Speaking at the script launch of the blockbuster Belaseshe in book form, the legendary actor recalls, “Even before I joined films we had always been familiar with the term Boi meaning cinema.
“Besides the narrative part, another reason could be books had been the major and important source for film subjects in past,” Soumitra says.
Amazed at the popularity index of Belaseshe, which is on rising graph all over the country, Soumitra says, “It is one of the rare films not inspired by any book.”
“Belaseshe, the blockbuster in which me and Swatilekha (Sengupta) are a part of, has instead inspired a book on the subject which is a reverse flow and unprecedented to me,” the Dadasaheb Phalke awardee, having been associated with directors from Ray to Tapan Sinha and Mrinal Sen and Tarun Majumder, says.
Superstar Prosenjit Chatterjee, turning up in Belaseshe’s director duo Shiboprosad Mukhopadhyay-Nandita Roy’s next film Prakton opposite Rituparna Sengupta, says he has to bear the burden of expectations of Belaseshe.
“Whatever good happens in Bengali film industry we all will share the joy and celebrate.

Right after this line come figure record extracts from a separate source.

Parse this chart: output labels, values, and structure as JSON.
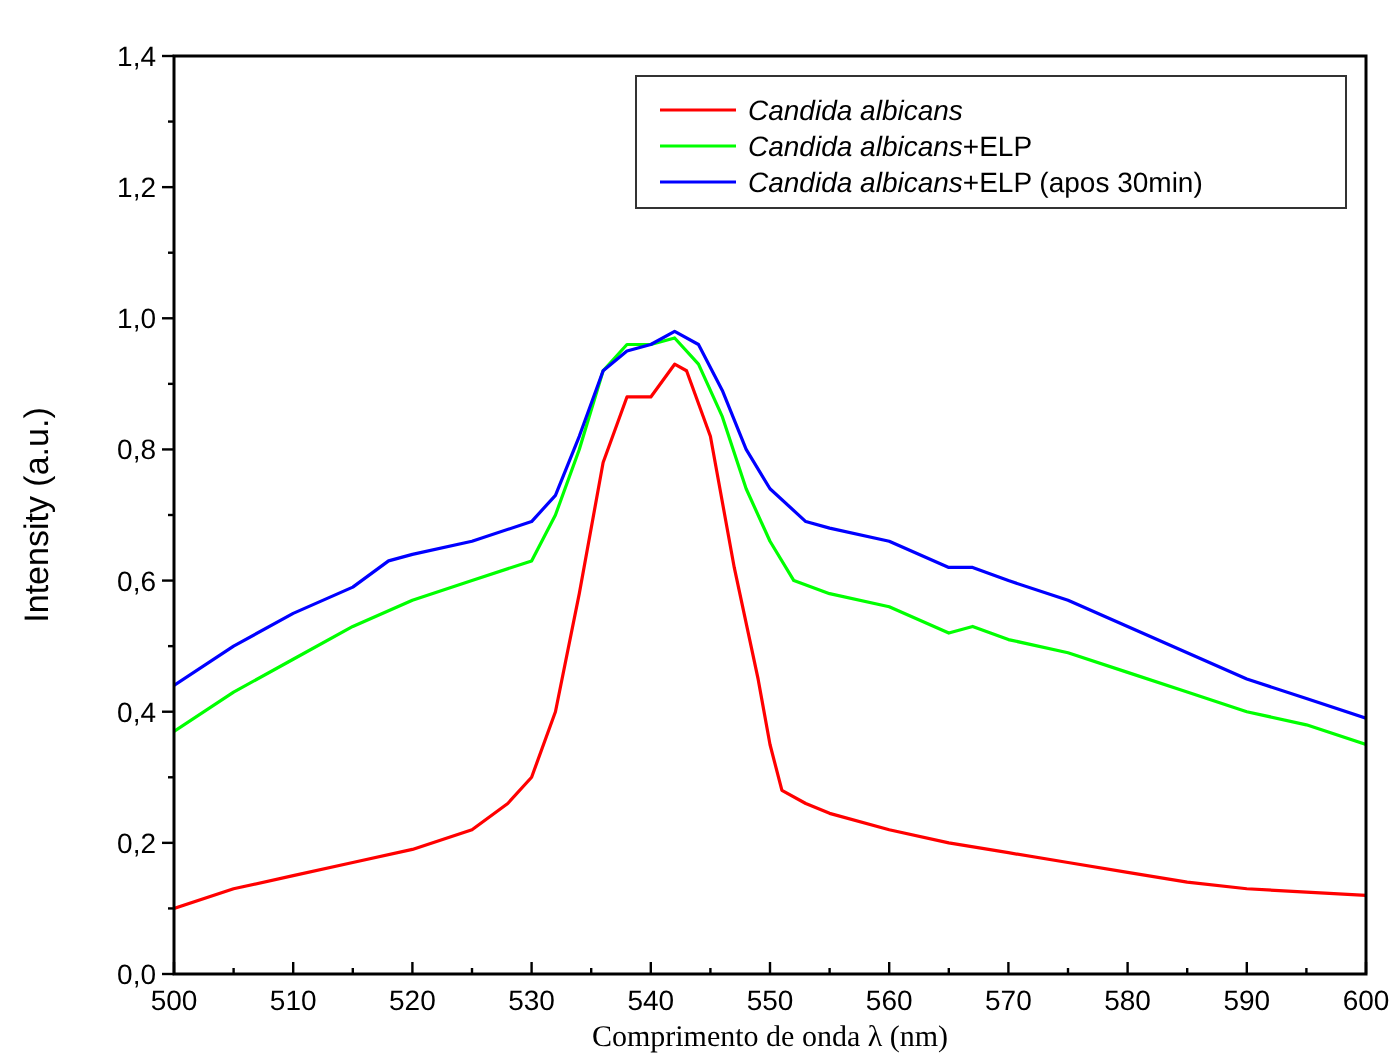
{
  "chart_data": {
    "type": "line",
    "xlabel": "Comprimento de onda λ (nm)",
    "ylabel": "Intensity (a.u.)",
    "xlim": [
      500,
      600
    ],
    "ylim": [
      0,
      1.4
    ],
    "xticks": [
      500,
      {
        "value": 505,
        "label": null
      },
      510,
      {
        "value": 515,
        "label": null
      },
      520,
      {
        "value": 525,
        "label": null
      },
      530,
      {
        "value": 535,
        "label": null
      },
      540,
      {
        "value": 545,
        "label": null
      },
      550,
      {
        "value": 555,
        "label": null
      },
      560,
      {
        "value": 565,
        "label": null
      },
      570,
      {
        "value": 575,
        "label": null
      },
      580,
      {
        "value": 585,
        "label": null
      },
      590,
      {
        "value": 595,
        "label": null
      },
      600
    ],
    "yticks": [
      {
        "value": 0,
        "label": "0,0"
      },
      {
        "value": 0.1,
        "label": null
      },
      {
        "value": 0.2,
        "label": "0,2"
      },
      {
        "value": 0.3,
        "label": null
      },
      {
        "value": 0.4,
        "label": "0,4"
      },
      {
        "value": 0.5,
        "label": null
      },
      {
        "value": 0.6,
        "label": "0,6"
      },
      {
        "value": 0.7,
        "label": null
      },
      {
        "value": 0.8,
        "label": "0,8"
      },
      {
        "value": 0.9,
        "label": null
      },
      {
        "value": 1.0,
        "label": "1,0"
      },
      {
        "value": 1.1,
        "label": null
      },
      {
        "value": 1.2,
        "label": "1,2"
      },
      {
        "value": 1.3,
        "label": null
      },
      {
        "value": 1.4,
        "label": "1,4"
      }
    ],
    "grid": false,
    "legend": "top right",
    "marker": "none",
    "line_style": "solid",
    "series": [
      {
        "name": "Candida albicans",
        "color": "#ff0000",
        "x": [
          500,
          505,
          510,
          515,
          520,
          525,
          528,
          530,
          532,
          534,
          536,
          538,
          540,
          542,
          543,
          545,
          547,
          549,
          550,
          551,
          553,
          555,
          560,
          565,
          570,
          575,
          580,
          585,
          590,
          595,
          600
        ],
        "values": [
          0.1,
          0.13,
          0.15,
          0.17,
          0.19,
          0.22,
          0.26,
          0.3,
          0.4,
          0.58,
          0.78,
          0.88,
          0.88,
          0.93,
          0.92,
          0.82,
          0.62,
          0.45,
          0.35,
          0.28,
          0.26,
          0.245,
          0.22,
          0.2,
          0.185,
          0.17,
          0.155,
          0.14,
          0.13,
          0.125,
          0.12
        ]
      },
      {
        "name": "Candida albicans+ELP",
        "color": "#00ff00",
        "x": [
          500,
          505,
          510,
          515,
          520,
          525,
          530,
          532,
          534,
          536,
          538,
          540,
          542,
          544,
          546,
          548,
          550,
          552,
          555,
          560,
          565,
          567,
          570,
          575,
          580,
          585,
          590,
          595,
          600
        ],
        "values": [
          0.37,
          0.43,
          0.48,
          0.53,
          0.57,
          0.6,
          0.63,
          0.7,
          0.8,
          0.92,
          0.96,
          0.96,
          0.97,
          0.93,
          0.85,
          0.74,
          0.66,
          0.6,
          0.58,
          0.56,
          0.52,
          0.53,
          0.51,
          0.49,
          0.46,
          0.43,
          0.4,
          0.38,
          0.35
        ]
      },
      {
        "name": "Candida albicans+ELP (apos 30min)",
        "color": "#0000ff",
        "x": [
          500,
          505,
          510,
          515,
          518,
          520,
          525,
          530,
          532,
          534,
          536,
          538,
          540,
          542,
          544,
          546,
          548,
          550,
          553,
          555,
          560,
          565,
          567,
          570,
          575,
          580,
          585,
          590,
          595,
          600
        ],
        "values": [
          0.44,
          0.5,
          0.55,
          0.59,
          0.63,
          0.64,
          0.66,
          0.69,
          0.73,
          0.82,
          0.92,
          0.95,
          0.96,
          0.98,
          0.96,
          0.89,
          0.8,
          0.74,
          0.69,
          0.68,
          0.66,
          0.62,
          0.62,
          0.6,
          0.57,
          0.53,
          0.49,
          0.45,
          0.42,
          0.39
        ]
      }
    ]
  }
}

Even if I am not the part of the cast and team it is my success too, We need feel good vibes for this industry very much,” Prosenjit says.
Elaborating, he says, “In my recent visit to Mumbai it was a matter of pride for me when everyone I came across talked about Belaseshe.”
“And it seems Belaseshe will continue to have Houseful board in theatres for months till one day the distributors may have to take it off to give berth to other films,” Prosenjit, having ruled the Bengali film industry for over three decades, says in jest.
‘Feluda’ Director Sandip Ray says Belaseshe can be a Bible for future film makers in Bengal including him and the script by heritage publication house Mitra-Ghosh should be part of the curriculum of film school.
Sandip himself adheres to the narrative form explored magically by his father, maestro Satyajit Ray in his Feluda as well as other films.
Shiboprosad dedicates the book launch event to late writer Suchitra Bhattacharya whose literary works had inspired him to make many celluloid ventures though Belaseshe had been reinvented from a successful theatre production and not a Suchitra story.
“Suchitradi even complained why I did not take the story of her fiction Belaseshe which incidentally shared the same name with my film and was keen to attend the screening. She passed away before that,” Shiboprosad rues.